Geralmente sabemos o que queremos da vida, mas isso não quer dizer que estejamos certos. Algumas metas não passam de sonho. Outras são sólidas e perfeitamente atingíveis. Não que sonhos não se tornem realidade – que o diga o ganhador da mega-sena acumulada – mas quantas vezes, em quantas vidas, de tantas pessoas que conhece, você já ouviu que um conto de fadas ser transformado em realidade? Alguém pode um dia ter contado que a prima da amiga do sócio do amigo de seu pai realizou seu sonho mais fantástico, mas também quem não ouviu estórias assim? O fato é que sonhar é saudável, contanto que você saiba distinguir entre o que é viável e o que é insanidade cor de rosa vestida de rendinhas dançando o can-can de cabeça para baixo. Nem sempre é fácil aceitar que nossa realidade é medíocre, comparada à nossos sonhos dançarinos, mas o primeiro passo para viver bem consigo mesmo é encarar de frente a rotina e pensar que tem coisa muito pior por ai. Alem do mais, nada impede que você trabalhe em busca de um sonho dourado, em vez de esperar que ele te atropele. Muitas pessoas invejadas não tiveram somente sorte, elas também correram atrás. Ficaram noites sem dormir, sacrificaram fins de semanas e férias, desistiram de gastar boa parte do salário no shopping, esqueceram o que era divertimento, elas se arriscaram. E ganharam. Não sem sacrifício. Sonhar é ótimo, eu sonho demais e meus sonhos dançam o tango, a salsa, o mambo, a valsa e as dances dos 80’s e afins, mas aprendi que muitos deles são somente prelúdios para meus contos, inspirações lunáticas de uma mente tortuosa e torturada, somente sonhos que aliviam a monotonia. Não é fácil se contentar. Não. Mas também não é preciso. Sempre é possível melhorar algo em nossa vida, é possível agregar à realidade algo de nossos sonhos e assim tornar possível que a tal da felicidade bata à nossa porta. Na verdade nada é impossível, somente improvável.

10 de abr. de 2007

Inevitável segundo

Os dias de hoje são tão incertos quanto o horário do Vila Gilda/Ana Rosa na hora do rush.
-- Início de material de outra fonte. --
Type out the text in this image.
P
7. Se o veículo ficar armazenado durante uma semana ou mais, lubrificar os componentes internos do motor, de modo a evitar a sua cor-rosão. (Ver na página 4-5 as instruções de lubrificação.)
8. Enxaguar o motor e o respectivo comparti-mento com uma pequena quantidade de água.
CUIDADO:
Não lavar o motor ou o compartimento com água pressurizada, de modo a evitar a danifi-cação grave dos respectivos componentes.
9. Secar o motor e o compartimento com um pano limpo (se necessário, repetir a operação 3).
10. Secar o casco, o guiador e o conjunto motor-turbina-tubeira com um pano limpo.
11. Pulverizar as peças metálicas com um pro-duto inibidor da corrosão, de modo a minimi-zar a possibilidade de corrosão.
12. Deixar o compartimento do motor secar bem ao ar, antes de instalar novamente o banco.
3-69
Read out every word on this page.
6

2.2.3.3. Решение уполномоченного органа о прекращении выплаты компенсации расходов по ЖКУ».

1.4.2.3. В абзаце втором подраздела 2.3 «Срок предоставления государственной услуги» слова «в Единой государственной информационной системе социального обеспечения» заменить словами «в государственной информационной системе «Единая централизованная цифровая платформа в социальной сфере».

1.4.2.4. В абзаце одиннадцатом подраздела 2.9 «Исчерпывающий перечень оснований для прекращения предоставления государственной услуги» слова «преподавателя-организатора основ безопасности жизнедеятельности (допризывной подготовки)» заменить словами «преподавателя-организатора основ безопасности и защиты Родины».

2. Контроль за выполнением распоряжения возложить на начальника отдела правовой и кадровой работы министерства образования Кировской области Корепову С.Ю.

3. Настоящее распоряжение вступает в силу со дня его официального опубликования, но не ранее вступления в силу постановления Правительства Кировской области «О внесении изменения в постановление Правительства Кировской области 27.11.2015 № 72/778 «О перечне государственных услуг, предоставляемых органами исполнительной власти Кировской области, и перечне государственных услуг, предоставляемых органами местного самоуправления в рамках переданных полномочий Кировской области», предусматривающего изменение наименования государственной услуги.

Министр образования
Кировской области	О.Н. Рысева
Vivemos o dia a dia sem muita certeza do que virá amanhã e amamos cada vez mais o passado por nos dar a segurança que o presente nos nega. Alias, o que é o presente? Este segundo? Já é passado. Este segundo? Ops, já passou também. Talvez o próximo? Não, este ainda é o futuro. O presente parece ser nada mais do que estes segundos aterradores que antecedem o futuro antes de se transformar em passado. Incertos. Ameaçadores. Fugazes. Mas algumas certezas ainda temos. A terra é redonda e parece querer continuar sendo. A chuva molha, a não ser que você esteja bem abrigado. As arvores perdem suas folhas no outono e florescem na primavera. As estradas estarão entupidas em cada feriado. Os telefones estarão ocupados quando você estiver com pressa. Nos fins de semana a programação de seus 70 canais à cabo é de cortar os pulsos. A moda sempre encontra um jeito de tornar as mulheres ridículas. Os homens sonham secretamente com a poligamia. Pode não parecer muito, mas existe algum consolo em pequenas certezas. O mundo, há muito tempo, já não é um lugar seguro. E talvez a insegurança seja a causa de tantas incertezas, mas não adianta muito se afligir por isso. Passar do passado para o futuro exige coragem, é preciso ultrapassar estes segundos perigosos e incertos e acertar cada passo trôpego, cada tropeço e, mesmo errando um pouco, seguir em frente. Porque a única solução para nossos dilemas mundanos é chegar no próximo segundo. Vivos. Salvos. Esperando pelo próximo inevitável segundo.
...
...
...
Que agora já é passado.

9 de abr. de 2007

Relato de uma noite sem tempo (03/04/2007)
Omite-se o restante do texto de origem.